There was much more of interest from General Holt, including some thoughts on flipping business models and ideas about profitability. But I’ll leave you with this, because it isn’t often enough that a credible individual is willing to take Congress to task for their fixation on self-interest as opposed to the national interest:
I know the appropriators are concerned about that because it gives them the ability to help their constituents. If their constituents are concerned that they have a certain amount of money for that company in the budget, if a PEO decides to move that money while there’s negotiations are going on, you better believe that congressman is going to get a call. Can we as a nation start to understand how important it is or we’re going to lose if we don’t think of more modern ways to do the oversight. I swore allegiance to the constitution. I believe congressional oversight is necessary. But we’ve got to modernize it. Instead of an oversight process that happens once per year, maybe there’s insight we can give them quarterly but we don’t stop decisions that need to be made on the fly.

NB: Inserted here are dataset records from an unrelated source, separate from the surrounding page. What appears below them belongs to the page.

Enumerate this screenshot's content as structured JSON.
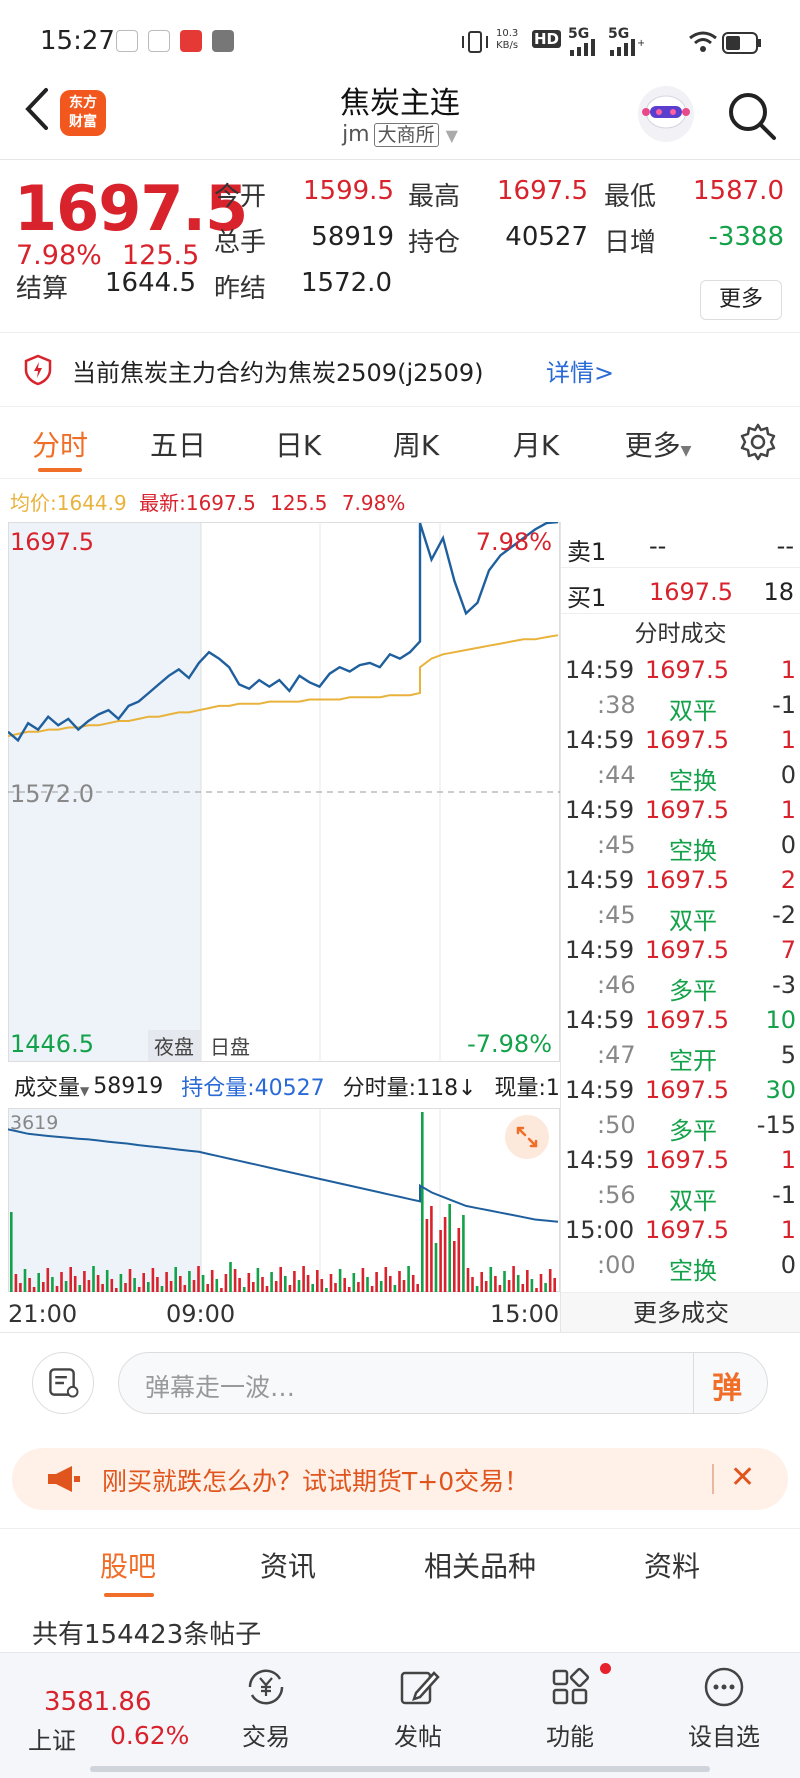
{
  "status_bar": {
    "time": "15:27",
    "net_speed_value": "10.3",
    "net_speed_unit": "KB/s",
    "hd_label": "HD",
    "signal1_label": "5G",
    "signal2_label": "5G"
  },
  "header": {
    "logo_line1": "东方",
    "logo_line2": "财富",
    "title": "焦炭主连",
    "code": "jm",
    "exchange": "大商所"
  },
  "quote": {
    "last_price": "1697.5",
    "change_pct": "7.98%",
    "change_abs": "125.5",
    "fields": [
      {
        "label": "今开",
        "value": "1599.5",
        "color": "#d8222c"
      },
      {
        "label": "最高",
        "value": "1697.5",
        "color": "#d8222c"
      },
      {
        "label": "最低",
        "value": "1587.0",
        "color": "#d8222c"
      },
      {
        "label": "总手",
        "value": "58919",
        "color": "#222222"
      },
      {
        "label": "持仓",
        "value": "40527",
        "color": "#222222"
      },
      {
        "label": "日增",
        "value": "-3388",
        "color": "#13a14a"
      },
      {
        "label": "结算",
        "value": "1644.5",
        "color": "#222222"
      },
      {
        "label": "昨结",
        "value": "1572.0",
        "color": "#222222"
      }
    ],
    "more_label": "更多"
  },
  "notice": {
    "text": "当前焦炭主力合约为焦炭2509(j2509)",
    "link": "详情>"
  },
  "chart_tabs": [
    "分时",
    "五日",
    "日K",
    "周K",
    "月K",
    "更多"
  ],
  "avg_line": {
    "avg_label": "均价:",
    "avg_value": "1644.9",
    "latest_label": "最新:",
    "latest_value": "1697.5",
    "latest_change": "125.5",
    "latest_pct": "7.98%"
  },
  "main_chart_labels": {
    "top_price": "1697.5",
    "top_pct": "7.98%",
    "mid_price": "1572.0",
    "bottom_price": "1446.5",
    "bottom_pct": "-7.98%",
    "night_label": "夜盘",
    "day_label": "日盘"
  },
  "volume_header": {
    "selector": "成交量",
    "volume_value": "58919",
    "open_interest": "持仓量:40527",
    "minute_volume": "分时量:118↓",
    "current_volume": "现量:1"
  },
  "volume_chart": {
    "max_label": "3619"
  },
  "time_axis": [
    "21:00",
    "09:00",
    "15:00"
  ],
  "chart_data": {
    "type": "line",
    "series": [
      {
        "values": [
          1600,
          1596,
          1604,
          1601,
          1607,
          1603,
          1606,
          1601,
          1605,
          1608,
          1610,
          1606,
          1612,
          1614,
          1618,
          1622,
          1626,
          1629,
          1625,
          1632,
          1637,
          1634,
          1630,
          1622,
          1620,
          1624,
          1621,
          1624,
          1619,
          1626,
          1623,
          1621,
          1627,
          1630,
          1628,
          1631,
          1632,
          1630,
          1636,
          1634,
          1637,
          1642,
          1697,
          1680,
          1690,
          1670,
          1655,
          1660,
          1675,
          1682,
          1686,
          1690,
          1694,
          1697,
          1697.5
        ]
      },
      {
        "values": [
          1598,
          1599,
          1600,
          1600,
          1601,
          1601,
          1602,
          1602,
          1603,
          1603,
          1604,
          1605,
          1605,
          1606,
          1607,
          1607,
          1608,
          1609,
          1609,
          1610,
          1611,
          1612,
          1612,
          1613,
          1613,
          1613,
          1614,
          1614,
          1614,
          1614,
          1615,
          1615,
          1615,
          1615,
          1616,
          1616,
          1616,
          1616,
          1617,
          1617,
          1617,
          1618,
          1630,
          1634,
          1636,
          1637,
          1638,
          1639,
          1640,
          1641,
          1642,
          1643,
          1643,
          1644,
          1644.9
        ]
      }
    ],
    "reference": 1572.0,
    "ylim": [
      1446.5,
      1697.5
    ],
    "volume_series": {
      "max": 3619,
      "open_interest_line": [
        3400,
        3390,
        3380,
        3375,
        3370,
        3366,
        3362,
        3358,
        3355,
        3350,
        3345,
        3340,
        3336,
        3330,
        3325,
        3320,
        3315,
        3310,
        3305,
        3300,
        3290,
        3280,
        3270,
        3260,
        3250,
        3240,
        3230,
        3220,
        3210,
        3200,
        3190,
        3180,
        3170,
        3160,
        3150,
        3140,
        3130,
        3120,
        3110,
        3100,
        3090,
        3080,
        3150,
        3120,
        3100,
        3080,
        3060,
        3050,
        3040,
        3030,
        3020,
        3010,
        3000,
        2995,
        2990
      ]
    }
  },
  "order_book": {
    "sell1": {
      "label": "卖1",
      "price": "--",
      "volume": "--"
    },
    "buy1": {
      "label": "买1",
      "price": "1697.5",
      "volume": "18"
    }
  },
  "ticks_title": "分时成交",
  "ticks": [
    {
      "time": "14:59",
      "price": "1697.5",
      "vol": "1",
      "vol_color": "#d8222c"
    },
    {
      "time": ":38",
      "type": "双平",
      "oi": "-1"
    },
    {
      "time": "14:59",
      "price": "1697.5",
      "vol": "1",
      "vol_color": "#d8222c"
    },
    {
      "time": ":44",
      "type": "空换",
      "oi": "0"
    },
    {
      "time": "14:59",
      "price": "1697.5",
      "vol": "1",
      "vol_color": "#d8222c"
    },
    {
      "time": ":45",
      "type": "空换",
      "oi": "0"
    },
    {
      "time": "14:59",
      "price": "1697.5",
      "vol": "2",
      "vol_color": "#d8222c"
    },
    {
      "time": ":45",
      "type": "双平",
      "oi": "-2"
    },
    {
      "time": "14:59",
      "price": "1697.5",
      "vol": "7",
      "vol_color": "#d8222c"
    },
    {
      "time": ":46",
      "type": "多平",
      "oi": "-3"
    },
    {
      "time": "14:59",
      "price": "1697.5",
      "vol": "10",
      "vol_color": "#13a14a"
    },
    {
      "time": ":47",
      "type": "空开",
      "oi": "5"
    },
    {
      "time": "14:59",
      "price": "1697.5",
      "vol": "30",
      "vol_color": "#13a14a"
    },
    {
      "time": ":50",
      "type": "多平",
      "oi": "-15"
    },
    {
      "time": "14:59",
      "price": "1697.5",
      "vol": "1",
      "vol_color": "#d8222c"
    },
    {
      "time": ":56",
      "type": "双平",
      "oi": "-1"
    },
    {
      "time": "15:00",
      "price": "1697.5",
      "vol": "1",
      "vol_color": "#d8222c"
    },
    {
      "time": ":00",
      "type": "空换",
      "oi": "0"
    }
  ],
  "more_trades": "更多成交",
  "danmu": {
    "placeholder": "弹幕走一波…",
    "send_label": "弹"
  },
  "promo": {
    "text": "刚买就跌怎么办？试试期货T+0交易！",
    "close": "✕"
  },
  "section_tabs": [
    "股吧",
    "资讯",
    "相关品种",
    "资料"
  ],
  "post_count": "共有154423条帖子",
  "bottom_nav": {
    "index_value": "3581.86",
    "index_name": "上证",
    "index_change": "0.62%",
    "items": [
      {
        "label": "交易"
      },
      {
        "label": "发帖"
      },
      {
        "label": "功能"
      },
      {
        "label": "设自选"
      }
    ]
  },
  "colors": {
    "up": "#d8222c",
    "down": "#13a14a",
    "price_line": "#1f5f9e",
    "avg_line": "#e8b23b",
    "accent": "#f06e27"
  }
}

By the way, can you imagine if DoD could move money around how quickly it would gain leverage on contractors unwilling to provide information or offer a reasonable price in sole source negotiations? DoD has no way of credibly holding that money at risk from a sole-source contractor, finding alternative solutions to make them play ball. The implications of PPBE are far-reaching to every aspect of acquisition. I hope the Congressional Commission on PPBE Reform considers these issues and talks to people like General Cameron Holt.